Our experience with mab would indicate that if they denature, or whatever, they do it practically instantaneously. Generally, the stability of proteins is extremely dependent on the protein at hand. Five min. might be a bit short for the chromatography, or the equilibrium which frees your Ab, also? Don,t you have some purified Ab which you can use to determine some of it´s characteristics?

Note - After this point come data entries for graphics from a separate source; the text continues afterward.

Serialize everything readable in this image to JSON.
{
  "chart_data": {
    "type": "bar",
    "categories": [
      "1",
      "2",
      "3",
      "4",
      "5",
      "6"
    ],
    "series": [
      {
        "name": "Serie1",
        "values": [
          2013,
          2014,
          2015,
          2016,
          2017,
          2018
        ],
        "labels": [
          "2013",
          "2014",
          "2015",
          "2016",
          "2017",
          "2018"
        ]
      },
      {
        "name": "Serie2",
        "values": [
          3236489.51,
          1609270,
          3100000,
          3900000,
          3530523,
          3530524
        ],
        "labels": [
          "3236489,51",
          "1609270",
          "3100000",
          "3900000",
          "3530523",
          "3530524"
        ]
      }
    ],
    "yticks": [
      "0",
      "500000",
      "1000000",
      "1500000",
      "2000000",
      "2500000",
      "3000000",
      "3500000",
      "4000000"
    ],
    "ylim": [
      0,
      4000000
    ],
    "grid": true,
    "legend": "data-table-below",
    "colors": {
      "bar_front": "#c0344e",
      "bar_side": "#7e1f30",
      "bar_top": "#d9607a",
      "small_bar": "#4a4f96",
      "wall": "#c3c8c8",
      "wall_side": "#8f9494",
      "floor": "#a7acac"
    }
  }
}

How about resuspending the cells (after washing) with a friendly (to the bacteria) buffer, then shifting the equilibrium away from the bacteria with a immobilized protein G, etc. etc.


Dave,
sorry, my thoughts are "theoretical", but in the back of my head it appears that somebody immobilized cells on beads. Checking "Affinity Chromatography" by Mohr and Pommerening, Decker, 1985, I found only cases were a substace interacting (affinity) with cells were immobilized to sparate cells.

HWM, your thoughts might be theoretical but they reminded me that bacteria and other organisms can be immobilized onto beads.
Julie, do a search on 'immobilized bacteria beads' on Google and see the response!!
I can remember someone in my old lab trying a version of this using beads from Bangs Laboratories (www.bangslabs.com). The bacteria were coupled to the beads using EDC/NHS coupling chemistry. They were trying to get something to bind the bacteria (not antibodies), so I guess that the same principle applies here. If I remember correctly, there was a problem with aggregation but it was overcome. I've tried getting in touch with the chap that did this, but unfortunately he has moved on.